Konuya Vikipedi ansiklopedisi Türkçe ve Wikipedia İngilizcedeki kayıtlarına dayanarak iç savaş ile sonrasının tarihini özetleyerek başlıyorum:

Lübnan İç Savaşı (Arapça: الحرب الأهلية اللبنانية‎), 1975'ten 1990 yılına kadar Lübnan'da yaklaşık olarak 150-230 bin insanın ölümüne neden oldu.

Yaklaşık 350 bin kişi yaralanmış, bir milyondan fazla insan ülkesini terk etti.

ABD ile Sovyetler Birliği arasındaki hegemonya mücadelesi sürecinde Soğuk Savaş diye adlandırılan dönemden Lübnan da ciddi şekilde etkilendi.

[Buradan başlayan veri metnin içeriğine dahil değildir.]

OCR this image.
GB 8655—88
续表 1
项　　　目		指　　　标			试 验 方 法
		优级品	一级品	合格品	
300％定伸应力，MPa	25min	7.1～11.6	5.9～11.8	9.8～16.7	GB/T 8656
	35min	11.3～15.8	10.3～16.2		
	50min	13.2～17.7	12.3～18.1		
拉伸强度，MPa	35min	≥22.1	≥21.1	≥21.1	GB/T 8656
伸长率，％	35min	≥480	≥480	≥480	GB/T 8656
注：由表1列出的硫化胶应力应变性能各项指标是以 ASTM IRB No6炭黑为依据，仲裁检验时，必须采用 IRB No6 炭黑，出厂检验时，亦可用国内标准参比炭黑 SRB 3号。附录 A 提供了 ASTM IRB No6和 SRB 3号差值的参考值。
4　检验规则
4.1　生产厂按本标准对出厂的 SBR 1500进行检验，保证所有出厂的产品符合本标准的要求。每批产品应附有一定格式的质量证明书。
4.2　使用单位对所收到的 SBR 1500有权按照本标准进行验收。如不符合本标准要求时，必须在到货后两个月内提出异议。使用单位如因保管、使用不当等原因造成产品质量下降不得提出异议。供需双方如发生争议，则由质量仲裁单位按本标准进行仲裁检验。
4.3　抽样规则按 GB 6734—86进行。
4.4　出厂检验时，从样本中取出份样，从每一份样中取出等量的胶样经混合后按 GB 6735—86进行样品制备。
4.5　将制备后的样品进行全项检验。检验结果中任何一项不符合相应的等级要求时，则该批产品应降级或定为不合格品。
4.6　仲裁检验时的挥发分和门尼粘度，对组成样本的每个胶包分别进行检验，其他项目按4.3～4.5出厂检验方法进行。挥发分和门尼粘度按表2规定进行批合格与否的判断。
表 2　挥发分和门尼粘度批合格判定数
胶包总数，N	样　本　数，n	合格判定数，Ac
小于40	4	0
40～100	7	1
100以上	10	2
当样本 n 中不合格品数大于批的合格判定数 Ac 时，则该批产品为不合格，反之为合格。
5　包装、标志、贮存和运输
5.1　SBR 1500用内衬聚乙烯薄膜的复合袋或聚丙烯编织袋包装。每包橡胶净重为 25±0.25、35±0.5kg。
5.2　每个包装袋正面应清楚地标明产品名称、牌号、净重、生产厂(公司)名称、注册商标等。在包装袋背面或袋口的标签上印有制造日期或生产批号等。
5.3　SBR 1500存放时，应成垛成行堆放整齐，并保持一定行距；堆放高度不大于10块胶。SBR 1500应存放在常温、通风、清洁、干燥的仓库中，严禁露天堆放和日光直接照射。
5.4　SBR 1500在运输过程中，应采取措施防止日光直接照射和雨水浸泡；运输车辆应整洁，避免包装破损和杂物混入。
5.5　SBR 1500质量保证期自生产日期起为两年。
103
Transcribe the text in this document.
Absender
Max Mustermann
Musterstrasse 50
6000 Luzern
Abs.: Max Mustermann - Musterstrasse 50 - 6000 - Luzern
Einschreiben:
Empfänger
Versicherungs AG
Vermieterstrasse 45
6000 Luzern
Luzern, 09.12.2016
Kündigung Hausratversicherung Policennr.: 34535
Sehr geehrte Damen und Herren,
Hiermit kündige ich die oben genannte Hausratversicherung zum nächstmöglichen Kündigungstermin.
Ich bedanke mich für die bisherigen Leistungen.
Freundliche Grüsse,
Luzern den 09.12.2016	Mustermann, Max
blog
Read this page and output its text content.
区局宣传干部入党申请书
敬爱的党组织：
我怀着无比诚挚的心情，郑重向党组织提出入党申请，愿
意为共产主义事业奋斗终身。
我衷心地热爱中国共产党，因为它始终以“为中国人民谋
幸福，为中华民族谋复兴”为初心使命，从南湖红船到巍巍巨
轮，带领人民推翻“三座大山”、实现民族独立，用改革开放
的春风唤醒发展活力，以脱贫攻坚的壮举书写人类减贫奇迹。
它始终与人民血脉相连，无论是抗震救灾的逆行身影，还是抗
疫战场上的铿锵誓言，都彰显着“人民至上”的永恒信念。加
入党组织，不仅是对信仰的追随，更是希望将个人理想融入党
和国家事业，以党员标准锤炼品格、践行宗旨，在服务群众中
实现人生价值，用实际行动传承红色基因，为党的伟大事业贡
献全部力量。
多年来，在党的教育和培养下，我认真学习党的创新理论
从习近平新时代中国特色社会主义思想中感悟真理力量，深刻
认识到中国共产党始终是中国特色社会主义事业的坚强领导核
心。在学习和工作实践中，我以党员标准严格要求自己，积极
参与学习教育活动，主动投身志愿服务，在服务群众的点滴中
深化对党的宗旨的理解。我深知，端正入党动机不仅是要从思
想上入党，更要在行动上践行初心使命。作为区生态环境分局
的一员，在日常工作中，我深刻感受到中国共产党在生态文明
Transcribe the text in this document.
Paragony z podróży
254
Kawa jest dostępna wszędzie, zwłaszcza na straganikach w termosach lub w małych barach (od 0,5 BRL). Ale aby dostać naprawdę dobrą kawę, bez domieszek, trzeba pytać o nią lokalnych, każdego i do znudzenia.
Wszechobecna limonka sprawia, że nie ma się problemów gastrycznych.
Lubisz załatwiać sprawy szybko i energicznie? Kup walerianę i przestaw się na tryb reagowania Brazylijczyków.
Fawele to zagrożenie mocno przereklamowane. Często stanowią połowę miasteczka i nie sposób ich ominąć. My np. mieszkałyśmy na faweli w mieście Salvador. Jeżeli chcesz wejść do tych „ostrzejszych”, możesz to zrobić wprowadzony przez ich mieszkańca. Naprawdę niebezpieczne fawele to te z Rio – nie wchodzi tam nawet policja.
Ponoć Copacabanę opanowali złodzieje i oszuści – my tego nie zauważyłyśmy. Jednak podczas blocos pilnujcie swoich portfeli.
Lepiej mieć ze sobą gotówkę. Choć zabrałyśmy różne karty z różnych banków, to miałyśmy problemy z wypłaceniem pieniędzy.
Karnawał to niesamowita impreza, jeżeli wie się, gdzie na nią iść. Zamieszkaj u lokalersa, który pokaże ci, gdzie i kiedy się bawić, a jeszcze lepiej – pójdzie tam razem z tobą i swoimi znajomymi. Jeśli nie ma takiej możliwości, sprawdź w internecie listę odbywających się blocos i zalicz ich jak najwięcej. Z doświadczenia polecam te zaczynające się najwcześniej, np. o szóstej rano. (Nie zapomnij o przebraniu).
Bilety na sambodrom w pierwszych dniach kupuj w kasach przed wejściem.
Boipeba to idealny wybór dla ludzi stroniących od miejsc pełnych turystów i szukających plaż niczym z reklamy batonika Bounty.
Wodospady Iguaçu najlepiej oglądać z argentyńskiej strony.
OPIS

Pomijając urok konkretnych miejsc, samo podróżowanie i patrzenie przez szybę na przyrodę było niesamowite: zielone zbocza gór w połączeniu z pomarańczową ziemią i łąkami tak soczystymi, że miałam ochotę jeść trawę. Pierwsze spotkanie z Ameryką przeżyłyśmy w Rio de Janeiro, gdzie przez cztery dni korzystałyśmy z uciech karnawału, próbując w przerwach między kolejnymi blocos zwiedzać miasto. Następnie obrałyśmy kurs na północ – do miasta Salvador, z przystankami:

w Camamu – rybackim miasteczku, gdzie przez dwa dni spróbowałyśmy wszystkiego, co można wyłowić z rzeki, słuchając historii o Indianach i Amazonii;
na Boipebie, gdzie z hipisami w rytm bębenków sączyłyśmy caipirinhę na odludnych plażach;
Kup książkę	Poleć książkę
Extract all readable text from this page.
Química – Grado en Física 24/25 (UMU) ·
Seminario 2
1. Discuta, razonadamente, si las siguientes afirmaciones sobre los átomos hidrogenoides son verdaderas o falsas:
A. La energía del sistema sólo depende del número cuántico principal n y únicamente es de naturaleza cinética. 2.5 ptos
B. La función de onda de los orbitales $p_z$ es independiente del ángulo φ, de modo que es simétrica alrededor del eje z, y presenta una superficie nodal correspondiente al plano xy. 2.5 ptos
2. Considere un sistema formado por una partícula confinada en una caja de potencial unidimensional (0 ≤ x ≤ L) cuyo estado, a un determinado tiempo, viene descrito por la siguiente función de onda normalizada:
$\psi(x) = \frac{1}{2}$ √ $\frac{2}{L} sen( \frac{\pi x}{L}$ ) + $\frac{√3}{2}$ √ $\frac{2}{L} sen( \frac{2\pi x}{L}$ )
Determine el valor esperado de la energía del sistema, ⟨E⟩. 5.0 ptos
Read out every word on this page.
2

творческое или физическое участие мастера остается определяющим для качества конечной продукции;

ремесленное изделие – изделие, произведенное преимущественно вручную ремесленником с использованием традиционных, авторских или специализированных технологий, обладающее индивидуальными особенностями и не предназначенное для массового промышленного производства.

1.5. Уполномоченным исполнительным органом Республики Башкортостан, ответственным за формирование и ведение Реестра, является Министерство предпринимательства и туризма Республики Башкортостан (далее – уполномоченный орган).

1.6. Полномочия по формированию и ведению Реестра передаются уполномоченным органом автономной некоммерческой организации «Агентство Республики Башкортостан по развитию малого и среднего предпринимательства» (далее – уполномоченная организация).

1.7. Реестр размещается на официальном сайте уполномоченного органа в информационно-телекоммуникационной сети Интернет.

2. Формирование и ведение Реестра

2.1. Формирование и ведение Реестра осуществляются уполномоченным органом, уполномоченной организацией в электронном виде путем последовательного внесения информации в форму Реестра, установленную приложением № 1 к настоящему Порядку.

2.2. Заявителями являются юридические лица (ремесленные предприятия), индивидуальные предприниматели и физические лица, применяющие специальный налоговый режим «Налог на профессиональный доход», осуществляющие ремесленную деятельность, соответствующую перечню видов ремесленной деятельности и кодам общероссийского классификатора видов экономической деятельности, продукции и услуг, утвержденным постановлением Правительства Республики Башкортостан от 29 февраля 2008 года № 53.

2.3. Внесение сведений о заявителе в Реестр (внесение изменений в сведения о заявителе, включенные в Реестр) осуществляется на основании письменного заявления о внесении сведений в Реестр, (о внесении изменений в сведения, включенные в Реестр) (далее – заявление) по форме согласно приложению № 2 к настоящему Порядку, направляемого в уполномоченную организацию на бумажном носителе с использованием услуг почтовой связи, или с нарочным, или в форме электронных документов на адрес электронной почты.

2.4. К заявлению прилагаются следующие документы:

Çatışan tarafları daha iyi anlayabilmek için, ülkenin demografik yapısının çerçevesini çizmekte yarar var:

Malum, Lübnan etnik/ inanç yani zümrecilik/mezhepçilik temelinde bölünmüştür.

Ülke anayasası da buna göre hazırlanıp kabul edilmiştir.

Bu miras, "Osmanlının millet sisteminden" kalmadır.

Sömürgeci devletler, bilhassa İngiltere ile Fransa ise I. Dünya Savaşı sonrasında 1916 Sykes-Picot Anlaşması uyarınca bölge ülkelerinin sınırlarını çizmekle kalmamış; aynı zamanda oradaki farklı inanç ve etnik kökenden insanların kendi çıkarları doğrultusunda sahneye çıkmasına da yardım etmişlerdir. 

Buna göre: Lübnanlı Hıristiyanlar (Marunîler) ile Sünni Müslümanlar sahil bölgelerinde yoğunlaşmış; Şiiler güneye ve Bekaa Vadisi yöresine yerleşmiş; Dürziler ile bazı Hıristiyan topluluklar ise dağlık bölgeleri mesken edinmişler.

Osmanlı sonrasında Marunî Hıristiyan cemaati mensupları ülkenin idaresini 150 yıldan buyana tekellerinde tutmaktadır.

Din ile siyaset bağları, Lübnan'ın 1920-1943 yılları arasında Fransız mandası altında kalmasını sağlıyordu.

Lübnan anayasası cemaat ve toplulukların nüfusuna göre bir kota sistemi koymuştur.

Örneğin, cumhurbaşkanı Hıristiyanlardan, başbakan Sünnilerden, parlamento başkanı Şiilerden, bakanlıklar Dürzi ve benzeri topluluklardan seçilir.

Lübnan ordusu genelkurmay başkanlığı ise kesinlikle Hıristiyanlara aittir. 

Farklı siyasi hareket ve partilerden oluşan Hıristiyanlar siyasi açıdan faşist eğilimleriyle ünlü olup bugün olduğu gibi dün de Arap-İslam dünyasına sempatiyle bakmazlardı.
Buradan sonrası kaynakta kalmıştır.